Scuppa se redressa dans l’attente de ce qui allait se passer, pendant que, sous le trône, le buveur de sang finissait son repas au son d’applaudissements isolés. Les Gamorréens et les Trandosiens étaient aussi impatients que lui de s’occuper de leur objectif.

— Filez à l’armurerie, leur ordonna Jabba, et préparez-vous.

Il se tourna vers Scuppa.

— Vous devriez être soulagé, mon ami : vous pouvez réactiver les turbolasers.

En quelques minutes, la barge de transport de la prison, le Purge, parvint à portée de tir. Jabba ordonna à Scuppa d’ignorer toute requête d’identification de la part du capitaine et ce silence eut le résultat escompté : la barge activa ses propres systèmes d’armement, pensant que le Joyau des étoiles était un vaisseau pirate ou pire encore.

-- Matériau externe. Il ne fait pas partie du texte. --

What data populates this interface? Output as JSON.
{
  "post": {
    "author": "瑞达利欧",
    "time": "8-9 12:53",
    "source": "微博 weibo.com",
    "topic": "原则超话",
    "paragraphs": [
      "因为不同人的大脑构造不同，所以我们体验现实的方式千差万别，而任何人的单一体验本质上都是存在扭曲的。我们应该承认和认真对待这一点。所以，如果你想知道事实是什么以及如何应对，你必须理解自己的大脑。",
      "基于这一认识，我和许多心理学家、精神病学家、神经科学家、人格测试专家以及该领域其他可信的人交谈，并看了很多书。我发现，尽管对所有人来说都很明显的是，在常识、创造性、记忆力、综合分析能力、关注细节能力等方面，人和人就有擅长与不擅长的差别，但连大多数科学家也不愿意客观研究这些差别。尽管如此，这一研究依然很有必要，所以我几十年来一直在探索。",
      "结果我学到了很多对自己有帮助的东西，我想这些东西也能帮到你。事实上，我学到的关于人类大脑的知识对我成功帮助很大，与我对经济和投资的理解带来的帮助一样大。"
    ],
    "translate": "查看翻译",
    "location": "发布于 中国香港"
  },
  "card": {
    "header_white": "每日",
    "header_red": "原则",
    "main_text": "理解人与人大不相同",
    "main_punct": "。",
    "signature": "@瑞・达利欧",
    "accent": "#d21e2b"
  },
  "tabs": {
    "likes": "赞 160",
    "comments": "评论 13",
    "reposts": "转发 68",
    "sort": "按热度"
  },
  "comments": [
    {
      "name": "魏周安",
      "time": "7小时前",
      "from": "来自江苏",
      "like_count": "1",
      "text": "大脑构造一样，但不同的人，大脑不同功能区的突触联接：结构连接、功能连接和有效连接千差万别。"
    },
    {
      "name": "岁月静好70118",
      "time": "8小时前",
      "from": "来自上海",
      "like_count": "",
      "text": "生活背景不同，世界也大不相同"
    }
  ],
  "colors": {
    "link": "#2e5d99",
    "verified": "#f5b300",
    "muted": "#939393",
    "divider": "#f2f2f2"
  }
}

La voix du capitaine du Purge, quand elle s’éleva dans l’intercom, était plus impatiente que jamais.

— Je m’adresse au capitaine du yacht spatial non identifié. Vous êtes dans un couloir d’approche réservé au transport en direction du pénitencier Engrenage Sept. Identifiez-vous immédiatement, sinon nous ouvrirons le feu.

La voix de Scuppa, tout aussi nerveuse, crépita dans le comlink du Joyau.

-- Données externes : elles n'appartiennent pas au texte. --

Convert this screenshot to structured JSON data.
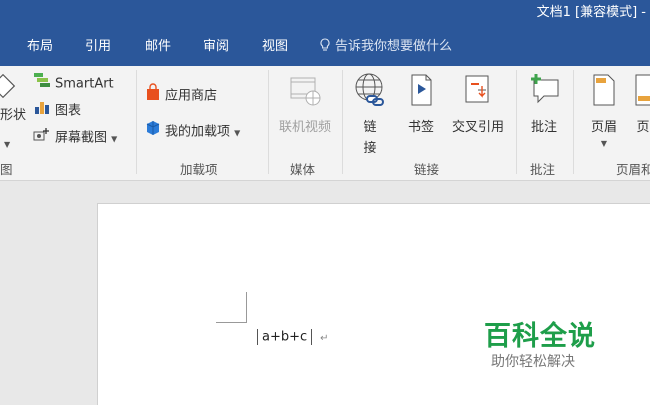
{
  "window": {
    "title": "文档1 [兼容模式] - "
  },
  "tabs": [
    {
      "label": "布局"
    },
    {
      "label": "引用"
    },
    {
      "label": "邮件"
    },
    {
      "label": "审阅"
    },
    {
      "label": "视图"
    }
  ],
  "tell_me": {
    "text": "告诉我你想要做什么"
  },
  "ribbon": {
    "illustrations": {
      "shapes_label": "形状",
      "smartart_label": "SmartArt",
      "chart_label": "图表",
      "screenshot_label": "屏幕截图",
      "group_label": "图"
    },
    "addins": {
      "store_label": "应用商店",
      "my_addins_label": "我的加载项",
      "group_label": "加载项"
    },
    "media": {
      "online_video_label": "联机视频",
      "group_label": "媒体"
    },
    "links": {
      "link_label_1": "链",
      "link_label_2": "接",
      "bookmark_label": "书签",
      "crossref_label": "交叉引用",
      "group_label": "链接"
    },
    "comments": {
      "comment_label": "批注",
      "group_label": "批注"
    },
    "header_footer": {
      "header_label": "页眉",
      "footer_label": "页",
      "group_label": "页眉和"
    }
  },
  "document": {
    "equation_text": "a+b+c",
    "paragraph_mark": "↵"
  },
  "watermark": {
    "main_text": "百科全说",
    "sub_text": "助你轻松解决"
  },
  "colors": {
    "accent": "#2b579a",
    "ribbon_bg": "#f3f3f3",
    "watermark_green": "#1e9e4a"
  }
}
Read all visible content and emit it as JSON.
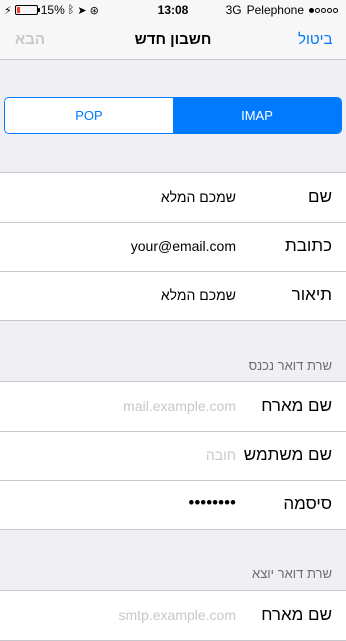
{
  "status_bar": {
    "battery_percent": "15%",
    "battery_level": 0.15,
    "time": "13:08",
    "network": "3G",
    "carrier": "Pelephone"
  },
  "nav": {
    "title": "חשבון חדש",
    "cancel": "ביטול",
    "next": "הבא"
  },
  "segment": {
    "pop": "POP",
    "imap": "IMAP",
    "selected": "IMAP"
  },
  "account": {
    "name_label": "שם",
    "name_value": "שמכם המלא",
    "address_label": "כתובת",
    "address_value": "your@email.com",
    "description_label": "תיאור",
    "description_value": "שמכם המלא"
  },
  "incoming": {
    "header": "שרת דואר נכנס",
    "host_label": "שם מארח",
    "host_placeholder": "mail.example.com",
    "user_label": "שם משתמש",
    "user_placeholder": "חובה",
    "password_label": "סיסמה",
    "password_value": "••••••••"
  },
  "outgoing": {
    "header": "שרת דואר יוצא",
    "host_label": "שם מארח",
    "host_placeholder": "smtp.example.com"
  }
}
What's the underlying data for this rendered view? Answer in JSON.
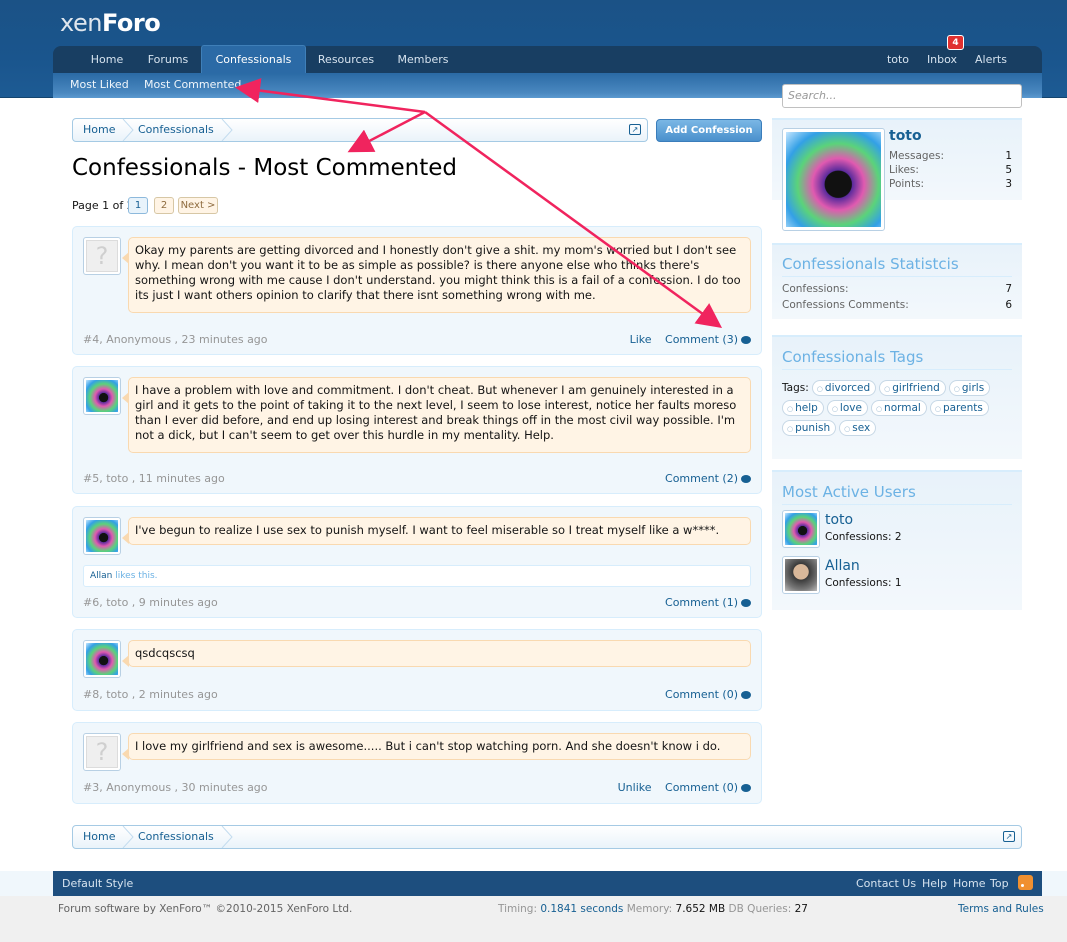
{
  "logo": {
    "xen": "xen",
    "foro": "Foro"
  },
  "nav": {
    "tabs": [
      "Home",
      "Forums",
      "Confessionals",
      "Resources",
      "Members"
    ],
    "user": "toto",
    "inbox": "Inbox",
    "inbox_count": "4",
    "alerts": "Alerts",
    "subtabs": [
      "Most Liked",
      "Most Commented"
    ]
  },
  "search": {
    "placeholder": "Search..."
  },
  "breadcrumb": [
    "Home",
    "Confessionals"
  ],
  "add_button": "Add Confession",
  "page_title": "Confessionals - Most Commented",
  "pagenav": {
    "label": "Page 1 of 2",
    "pages": [
      "1",
      "2"
    ],
    "next": "Next >"
  },
  "confessions": [
    {
      "text": "Okay my parents are getting divorced and I honestly don't give a shit. my mom's worried but I don't see why. I mean don't you want it to be as simple as possible? is there anyone else who thinks there's something wrong with me cause I don't understand. you might think this is a fail of a confession. I do too its just I want others opinion to clarify that there isnt something wrong with me.",
      "meta": "#4, Anonymous , 23 minutes ago",
      "like": "Like",
      "comment": "Comment (3)"
    },
    {
      "text": "I have a problem with love and commitment. I don't cheat. But whenever I am genuinely interested in a girl and it gets to the point of taking it to the next level, I seem to lose interest, notice her faults moreso than I ever did before, and end up losing interest and break things off in the most civil way possible. I'm not a dick, but I can't seem to get over this hurdle in my mentality. Help.",
      "meta": "#5, toto , 11 minutes ago",
      "comment": "Comment (2)"
    },
    {
      "text": "I've begun to realize I use sex to punish myself. I want to feel miserable so I treat myself like a w****.",
      "liker": "Allan",
      "likes_text": "likes this.",
      "meta": "#6, toto , 9 minutes ago",
      "comment": "Comment (1)"
    },
    {
      "text": "qsdcqscsq",
      "meta": "#8, toto , 2 minutes ago",
      "comment": "Comment (0)"
    },
    {
      "text": "I love my girlfriend and sex is awesome..... But i can't stop watching porn. And she doesn't know i do.",
      "meta": "#3, Anonymous , 30 minutes ago",
      "unlike": "Unlike",
      "comment": "Comment (0)"
    }
  ],
  "sidebar": {
    "profile": {
      "name": "toto",
      "stats": [
        {
          "label": "Messages:",
          "value": "1"
        },
        {
          "label": "Likes:",
          "value": "5"
        },
        {
          "label": "Points:",
          "value": "3"
        }
      ]
    },
    "statistics": {
      "heading": "Confessionals Statistcis",
      "rows": [
        {
          "label": "Confessions:",
          "value": "7"
        },
        {
          "label": "Confessions Comments:",
          "value": "6"
        }
      ]
    },
    "tags": {
      "heading": "Confessionals Tags",
      "label": "Tags:",
      "items": [
        "divorced",
        "girlfriend",
        "girls",
        "help",
        "love",
        "normal",
        "parents",
        "punish",
        "sex"
      ]
    },
    "active_users": {
      "heading": "Most Active Users",
      "users": [
        {
          "name": "toto",
          "info": "Confessions: 2"
        },
        {
          "name": "Allan",
          "info": "Confessions: 1"
        }
      ]
    }
  },
  "footer": {
    "style": "Default Style",
    "links": [
      "Contact Us",
      "Help",
      "Home",
      "Top"
    ],
    "copyright": "Forum software by XenForo™ ©2010-2015 XenForo Ltd.",
    "timing_label": "Timing:",
    "timing_value": "0.1841 seconds",
    "memory_label": "Memory:",
    "memory_value": "7.652 MB",
    "db_label": "DB Queries:",
    "db_value": "27",
    "terms": "Terms and Rules"
  },
  "colors": {
    "annotation_arrow": "#f0245e",
    "header_blue": "#1b5286",
    "link": "#176093"
  }
}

— Jabba, combien de temps…

— Du calme, mon ami.

Jabba attendit, les lèvres étirées par un sourire qui occupait tout son visage, réjoui à l’idée de l’attaque imminente. Il décomptait les secondes en silence, tout en observant le Purge à travers les vitres du dôme, ses yeux jaunes brillant d’excitation. À l’étage inférieur, dans l’armurerie, les Trandosiens et les Gamorréens enfilaient leurs combinaisons et préparaient les armes.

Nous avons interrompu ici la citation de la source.